Homeless veterans program at old Navy base to relocate

NORTH CHARLESTON, SC (WCSC) -

A homeless veterans program, which has helped thousands of vets get back on their feet, is being forced to relocate. But for some of these veterans, change is difficult when they're looking for stability.

"The move is going to be upsetting, somewhat," Joe Towles said.

Towles works for the Chesapeake Health Education Program, a transitional housing facility for veterans on the old Charleston Navy Base.

He said the program's relocation will be hard for many of the veterans

"Change in early recover is not always fun. It's fearful," Towles said.

He knows first-hand what recovery is like.

In 2003, this Vietnam vet was homeless and addicted to drugs.

"I went to the VA emergency room and they put me on the psych ward. I was suicidal," Towles said.

At the VA, he was told about the Chesapeake program, and the Veteran Villas on the old navy base, where he could live while he recovered.

Veterans who live here go to outpatient treatment for addiction at the VA.

Now, he's helping others in need.

"Recovery fellowship is awesome in that you find a new way to live through the 12-Step program," Towles said.

The Veteran Villas will be moving, though.

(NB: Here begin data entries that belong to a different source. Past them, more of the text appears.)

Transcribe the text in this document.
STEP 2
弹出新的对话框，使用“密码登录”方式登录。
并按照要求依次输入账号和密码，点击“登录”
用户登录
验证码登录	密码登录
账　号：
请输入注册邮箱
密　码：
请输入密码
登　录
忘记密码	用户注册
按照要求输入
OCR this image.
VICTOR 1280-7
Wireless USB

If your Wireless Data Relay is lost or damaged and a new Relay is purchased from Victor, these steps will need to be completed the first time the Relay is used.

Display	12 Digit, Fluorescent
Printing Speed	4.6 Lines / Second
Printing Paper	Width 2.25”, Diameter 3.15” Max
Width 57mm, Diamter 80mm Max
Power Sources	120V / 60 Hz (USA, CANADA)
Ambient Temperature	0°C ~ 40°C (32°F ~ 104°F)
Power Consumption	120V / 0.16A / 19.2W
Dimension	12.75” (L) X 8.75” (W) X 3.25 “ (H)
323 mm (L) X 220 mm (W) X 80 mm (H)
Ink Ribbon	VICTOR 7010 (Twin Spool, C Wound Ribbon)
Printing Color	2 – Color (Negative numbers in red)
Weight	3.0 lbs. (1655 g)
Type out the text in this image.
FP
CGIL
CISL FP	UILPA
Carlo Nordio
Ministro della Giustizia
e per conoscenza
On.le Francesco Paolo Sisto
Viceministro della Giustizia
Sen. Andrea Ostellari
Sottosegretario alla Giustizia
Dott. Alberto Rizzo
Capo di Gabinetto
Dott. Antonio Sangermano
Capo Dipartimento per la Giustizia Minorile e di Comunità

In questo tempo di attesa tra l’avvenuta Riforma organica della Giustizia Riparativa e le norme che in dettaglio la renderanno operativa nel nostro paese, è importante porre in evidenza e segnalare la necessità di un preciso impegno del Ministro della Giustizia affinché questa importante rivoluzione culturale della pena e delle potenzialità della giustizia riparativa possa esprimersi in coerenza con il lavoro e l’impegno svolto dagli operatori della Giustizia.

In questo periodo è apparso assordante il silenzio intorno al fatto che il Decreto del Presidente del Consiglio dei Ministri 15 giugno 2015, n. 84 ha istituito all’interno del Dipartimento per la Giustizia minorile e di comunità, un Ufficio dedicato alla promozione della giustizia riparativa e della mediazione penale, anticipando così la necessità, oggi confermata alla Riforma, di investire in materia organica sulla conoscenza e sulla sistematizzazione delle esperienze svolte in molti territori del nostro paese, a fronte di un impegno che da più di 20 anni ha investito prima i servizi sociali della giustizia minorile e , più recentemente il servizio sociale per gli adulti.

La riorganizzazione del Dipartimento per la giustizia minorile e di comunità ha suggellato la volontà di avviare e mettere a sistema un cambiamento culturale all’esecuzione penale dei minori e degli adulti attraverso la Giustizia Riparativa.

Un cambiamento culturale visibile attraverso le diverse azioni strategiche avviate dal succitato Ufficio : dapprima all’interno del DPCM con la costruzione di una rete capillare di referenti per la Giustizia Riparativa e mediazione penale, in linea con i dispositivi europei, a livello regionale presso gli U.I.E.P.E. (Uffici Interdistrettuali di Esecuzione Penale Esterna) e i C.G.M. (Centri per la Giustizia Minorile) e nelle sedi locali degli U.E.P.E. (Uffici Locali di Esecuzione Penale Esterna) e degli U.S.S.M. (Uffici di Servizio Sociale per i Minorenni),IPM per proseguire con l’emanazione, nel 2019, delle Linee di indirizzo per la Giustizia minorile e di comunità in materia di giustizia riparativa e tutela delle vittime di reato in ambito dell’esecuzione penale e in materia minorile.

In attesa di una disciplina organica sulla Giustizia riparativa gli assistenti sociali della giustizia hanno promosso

The property was bought by South Carolina Public Railways, and Towles said the amount of rent the railroad wanted to charge was more than Chesapeake could afford.

They have until Oct. 31 to relocate to two former apartment buildings on Millstone Drive off Ashley Phosphate.

Towles said even though it'll be hard to say goodbye to the navy base, it's important to show the residents change can be a good thing.

"It's something we've got to do, and it's only going to happen with a positive spin," Towles said.

Chesapeake's program director said if they would've signed a lease with the railroad, it would cost several thousand dollars to stay on the property.

Right now, they only have to pay insurance and maintenance costs.

Since 1998, the program has helped over 2,000 veterans get back on their feet.

About 28 vets live at the facility at a time, and Towles said the new building will be able to accommodate the same amount.